Die Europapolitik in Deutschland war bisher dadurch gekennzeichnet, nicht erklärt zu werden. CDU/CSU beließen es im Wahlkampf bei dem Bekenntnis zur Gestaltung der EU, in den bevorstehenden Gesprächen wird sie nun sagen müssen, wie diese aussehen soll. Es gilt bereits als Zugeständnis, dass die Bitte von CDU-Chefin Angela Merkel erhört wurde, nicht direkt die Vorschläge des französischen Präsidenten Emmanuel Macron zur Reform der EU abzulehnen. Die SPD unterstützt Macrons Idee, wonach Europa von der Handelspolitik bis zur Friedenssicherung geeint und stark in der Welt auftreten soll.

Die Wirtschafts- und Währungsunion soll weiterentwickelt werden. "Ich werde größten Wert auf die Europapolitik in einer Regierung legen", sagte SPD-Chef Schulz, früher Europaparlamentspräsident. Es sei darüber zu reden, ob es einen Euro-Finanzminister, der gegen Steuervermeidung vorgehen könne, oder ein Euro-Budget geben solle. Kein Nationalstaat könne allein Globalisierung regeln. Schulz hat sogar die Gründung der "Vereinigten Staaten von Europa" bis 2025 vorgeschlagen - was in der Union abgelehnt wird. Kompromisse scheinen trotz der Blässe der Union gut möglich.

Obergrenze für Flüchtlinge, Familiennachzug, Einwanderungsgesetz

Es droht Streit über den Familiennachzug bei Flüchtlingen mit eingeschränktem Schutz. Der Nachzug ist bis März 2018 ausgesetzt, die Union will die Frist verlängern. Die SPD will das Nachholen der Kernfamilie wieder erlauben. Unter anderem über Ausnahmen für Härtefälle könnte hier ein Kompromiss gefunden werden.

Die vor allem von der CSU geforderte Obergrenze für Migranten von möglichst nicht mehr als 200 000 lehnt die SPD ab, weil das Grundrecht auf Asyl nicht eingeschränkt werden dürfe. Wäre beides miteinander vereinbar, dürfte sie mit sich reden lassen. Was sie fordert, ist ein Gesetz für die gezielte Einwanderung in den Arbeitsmarkt. Den Fachkräftezuzug will auch die Union gesetzlich regeln, Details sind aber offen. Die SPD will außerdem das Angebot von Sprach- und Weiterbildungskursen ausweiten. Die Einigung erscheint machbar.

Klimaschutz und Kohleaussteig

Unionsparteien und SPD stehen zu den Klimazielen, die auf der UN-Konferenz in Paris 2015 vereinbart wurden.
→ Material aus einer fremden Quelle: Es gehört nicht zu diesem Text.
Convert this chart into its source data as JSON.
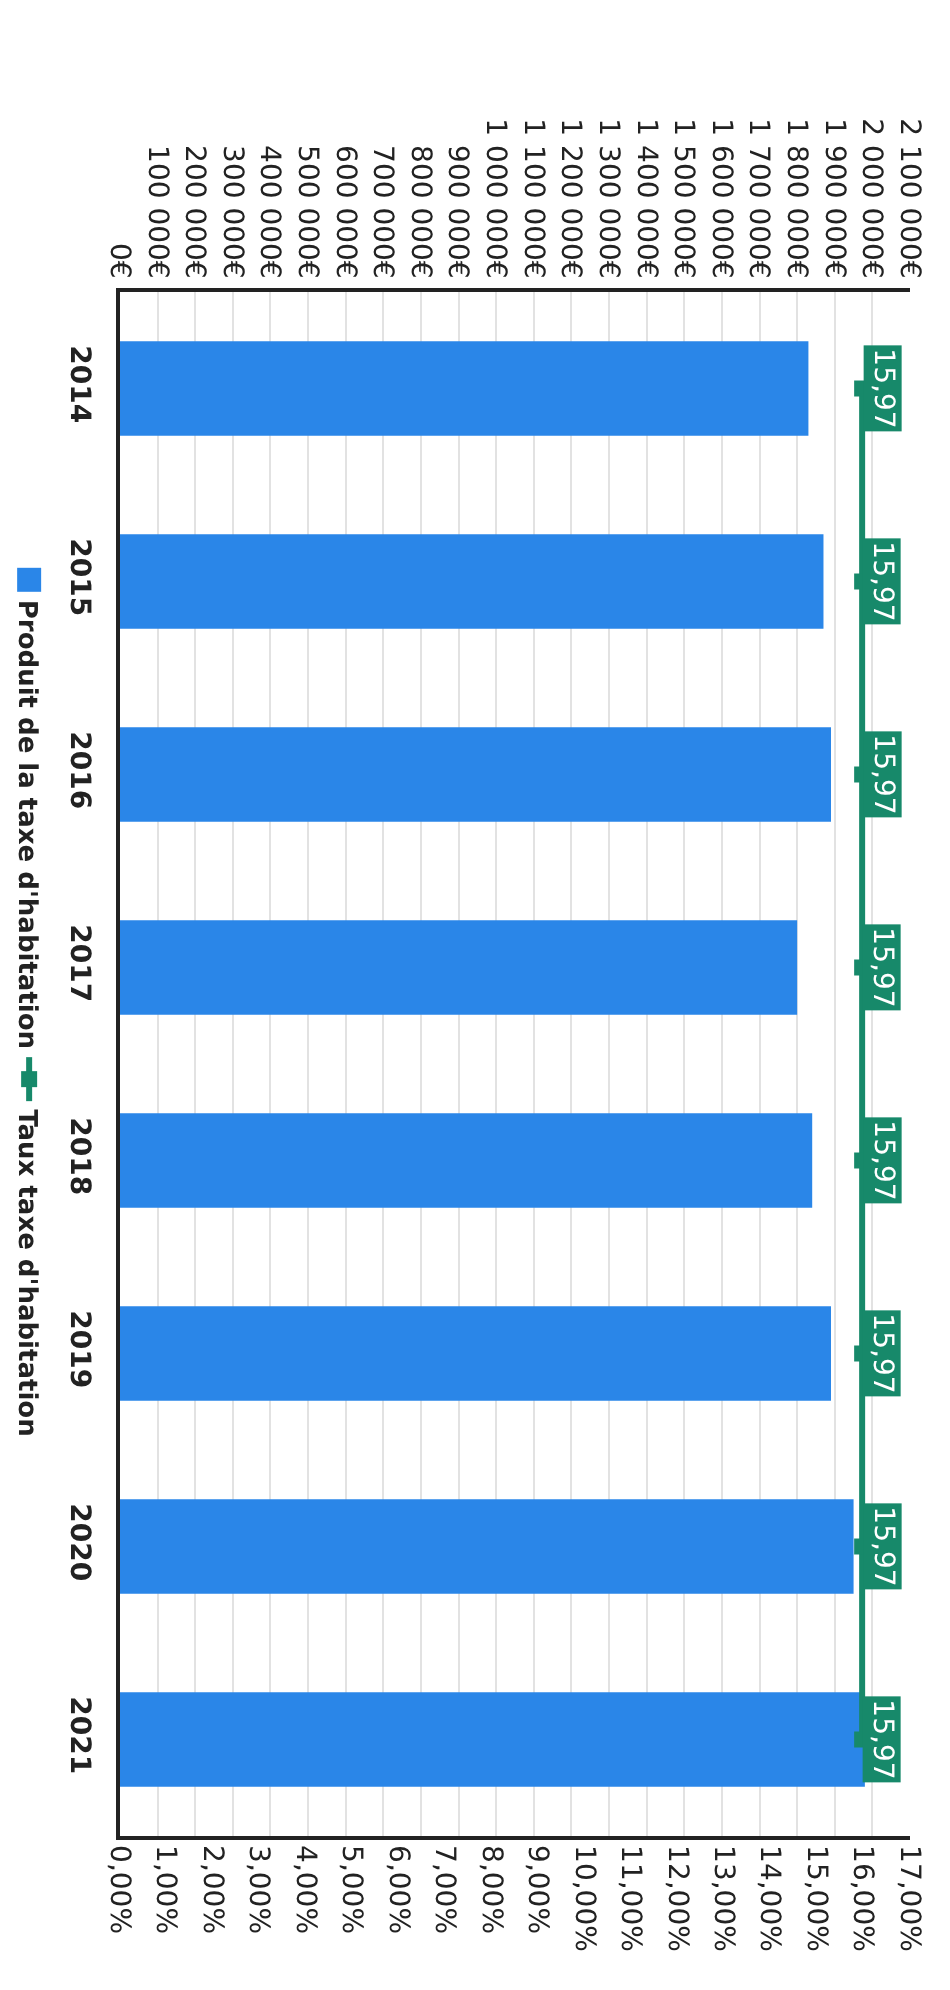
{
  "chart_data": {
    "type": "bar",
    "orientation": "horizontal",
    "categories": [
      "2014",
      "2015",
      "2016",
      "2017",
      "2018",
      "2019",
      "2020",
      "2021"
    ],
    "series": [
      {
        "name": "Produit de la taxe d'habitation",
        "color": "#2a86e8",
        "values": [
          1830000,
          1870000,
          1890000,
          1800000,
          1840000,
          1890000,
          1950000,
          1980000
        ]
      },
      {
        "name": "Taux taxe d'habitation",
        "type": "line",
        "axis": "x2",
        "color": "#17896a",
        "values": [
          15.97,
          15.97,
          15.97,
          15.97,
          15.97,
          15.97,
          15.97,
          15.97
        ],
        "value_labels": [
          "15,97",
          "15,97",
          "15,97",
          "15,97",
          "15,97",
          "15,97",
          "15,97",
          "15,97"
        ]
      }
    ],
    "xlim": [
      0,
      2100000
    ],
    "xticks": [
      {
        "value": 0,
        "label": "0€"
      },
      {
        "value": 100000,
        "label": "100 000€"
      },
      {
        "value": 200000,
        "label": "200 000€"
      },
      {
        "value": 300000,
        "label": "300 000€"
      },
      {
        "value": 400000,
        "label": "400 000€"
      },
      {
        "value": 500000,
        "label": "500 000€"
      },
      {
        "value": 600000,
        "label": "600 000€"
      },
      {
        "value": 700000,
        "label": "700 000€"
      },
      {
        "value": 800000,
        "label": "800 000€"
      },
      {
        "value": 900000,
        "label": "900 000€"
      },
      {
        "value": 1000000,
        "label": "1 000 000€"
      },
      {
        "value": 1100000,
        "label": "1 100 000€"
      },
      {
        "value": 1200000,
        "label": "1 200 000€"
      },
      {
        "value": 1300000,
        "label": "1 300 000€"
      },
      {
        "value": 1400000,
        "label": "1 400 000€"
      },
      {
        "value": 1500000,
        "label": "1 500 000€"
      },
      {
        "value": 1600000,
        "label": "1 600 000€"
      },
      {
        "value": 1700000,
        "label": "1 700 000€"
      },
      {
        "value": 1800000,
        "label": "1 800 000€"
      },
      {
        "value": 1900000,
        "label": "1 900 000€"
      },
      {
        "value": 2000000,
        "label": "2 000 000€"
      },
      {
        "value": 2100000,
        "label": "2 100 000€"
      }
    ],
    "x2lim": [
      0,
      17
    ],
    "x2ticks": [
      {
        "value": 0,
        "label": "0,00%"
      },
      {
        "value": 1,
        "label": "1,00%"
      },
      {
        "value": 2,
        "label": "2,00%"
      },
      {
        "value": 3,
        "label": "3,00%"
      },
      {
        "value": 4,
        "label": "4,00%"
      },
      {
        "value": 5,
        "label": "5,00%"
      },
      {
        "value": 6,
        "label": "6,00%"
      },
      {
        "value": 7,
        "label": "7,00%"
      },
      {
        "value": 8,
        "label": "8,00%"
      },
      {
        "value": 9,
        "label": "9,00%"
      },
      {
        "value": 10,
        "label": "10,00%"
      },
      {
        "value": 11,
        "label": "11,00%"
      },
      {
        "value": 12,
        "label": "12,00%"
      },
      {
        "value": 13,
        "label": "13,00%"
      },
      {
        "value": 14,
        "label": "14,00%"
      },
      {
        "value": 15,
        "label": "15,00%"
      },
      {
        "value": 16,
        "label": "16,00%"
      },
      {
        "value": 17,
        "label": "17,00%"
      }
    ],
    "grid": "x",
    "legend": "left",
    "marker": "square"
  }
}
Bis 2020, so der Plan, soll Deutschland 40 Prozent weniger Kohlendioxid ausstoßen als 1990. Ohne weniger Kohlekraftwerke wird das nicht gehen - der Ausstieg aus der Kohle muss also beginnen. Die Forderungen der SPD gehen hier aber nicht so weit, wie es bei den Grünen bei den Jamaika-Sondierungsgesprächen der Fall war. Dabei hatte die Union die kurzfristige Stilllegung von sieben Gigawatt Kohleleistung angeboten. So weit wird sie bei der SPD nicht gehen müssen, denn für die Sozialdemokraten haben die Arbeitsplätze in der Kohleindustrie eine höhere Priorität als für die Grünen. Eine Einigung ist deshalb denkbar.

Pflege

Die Sozialdemokraten wollen mehr Pflegepersonal für Krankenhäuser und Altersheime, womit die Union kein Problem haben dürfte. Eine Einigung ist hier wahrscheinlich.

Ganztagsbetreuung

Die SPD fordert einen Rechtsanspruch auf Ganztagsbetreuung und will in Ganztagsschulen investieren. Den Rechtsanspruch will die Union allerdings auf Grundschulkinder beschränken - und zwar in Horts. Eine Einigung dürfte schwierig werden, aber scheitern dürften die Verhandlungen daran so schnell nicht.

Polizei

Die SPD will die Zahl der Polizisten erhöhen und die Justiz stärken. Damit dürfte sie in der Union auf wenig Widerstand stoßen. Schwieriger wird es beim Thema Vorratsdatenspeicherung, bei dem die Union weiter gehen will als die SPD. Vor einer Einigung dürfte deshalb eine harte Diskussion stattfinden.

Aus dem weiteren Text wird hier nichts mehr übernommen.